Once students are ready for plaster:
- Each table should be covered with newspaper for collecting plaster drippings.
- Each table should have a bowl of water for dipping strips.
- Be sure to keep stash of strips away from the water. If they get wet prematurely, the plaster’s ability to stick is compromised.
Step 1: Building the armature
Students will use newspaper and masking tape to create the armature for their sea creature. An armature is a simple frame used to support a sculpture. The armature defines the shape of the finished statue and gives the papier-mâché or plaster cloth strips something to stick to.
Teaching Tip: Loosely bunched newspaper is better for “sculpting” than rolled or folded paper.
Using their drawings, notes, and knowledge of their sea creatures, students begin by molding newspaper into forms that represent the general shape of the creature. The armature does not have to be perfect. Details will be added by building up the papier-mâché or plaster strips. The armature should be tightly taped so the papier-mâché or plaster sticks evenly and securely.

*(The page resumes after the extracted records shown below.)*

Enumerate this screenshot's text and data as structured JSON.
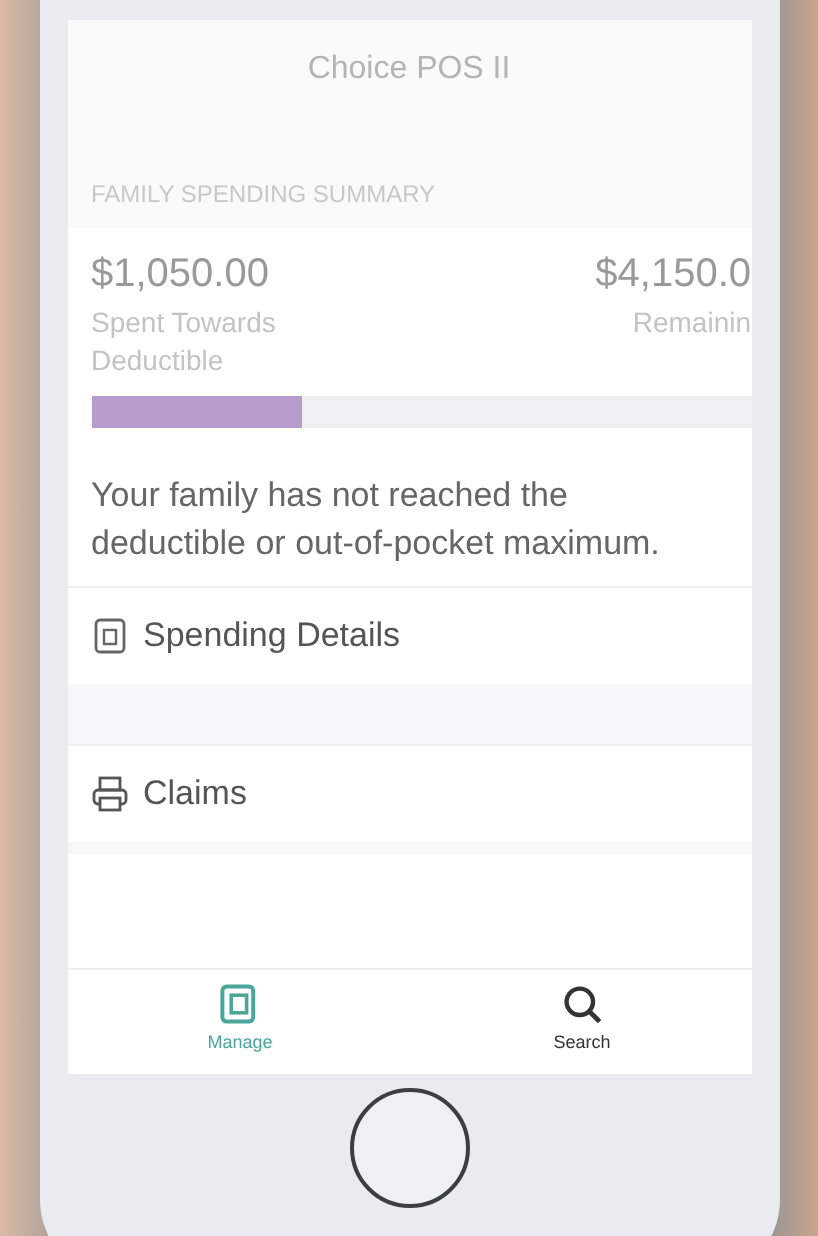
{
  "header": {
    "title": "Choice POS II"
  },
  "summary": {
    "heading": "FAMILY SPENDING SUMMARY",
    "spent_amount": "$1,050.00",
    "spent_label": "Spent Towards Deductible",
    "remaining_amount": "$4,150.0",
    "remaining_label": "Remainin",
    "level": 0.32
  },
  "message": "Your family has not reached the deductible or out-of-pocket maximum.",
  "menu_items": [
    {
      "label": "Spending Details",
      "kind": "document"
    },
    {
      "label": "Claims",
      "kind": "printer"
    }
  ],
  "tabs": [
    {
      "label": "Manage",
      "kind": "manage",
      "selected": true
    },
    {
      "label": "Search",
      "kind": "search",
      "selected": false
    }
  ]
}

Step 2: Applying the plaster
This step outlines the use of plaster cloth to build the sculpture. However, there are many recipes for papier-mâché paste if that is your preferred method. Plaster cloth makes for a strong sculpture and typically is purchased as sheets or a large roll. Be sure to cut the cloth into band-aid sized strips ahead of time for dipping into the water. Have students use their fingers to smooth the strips and push off excess water before applying to the armature. Students should add additional strips to any joints or weight bearing areas of their sculpture as well as the base where the wood or cardboard meet the sculpture. After each layer application, allow the sculpture to dry overnight.
Teaching Tip: Be sure to have aprons or paint shirts for students to wear. Some students may also want plastic gloves, depending on tactile sensitivity.
Teaching Tip: Have lots of plaster strips cut ahead of time.
Next Steps: Once two–three layers of plaster have been applied and are completely dry, the sculpture is ready to be painted. Before painting, make sure the structure is hard like a shell. Note: areas of the sculpture that are cold to the touch indicate wet plaster underneath. Once plaster is dry, go on to Lesson 4.
Teachers can choose to insert dowel rods into the sea creature sculptures as a way to hold them (like a puppet) or for use in displaying the sculptures. To do this successfully, you will need a pre-cut chunk of styrofoam that will will serve as the foundation for wrapping the newspaper around before using papier-mâché or plaster strips. Once the papier-mâché or plaster is dry, a dowel can be inserted into the sculpture to the styrofoam core, which will hold it in place.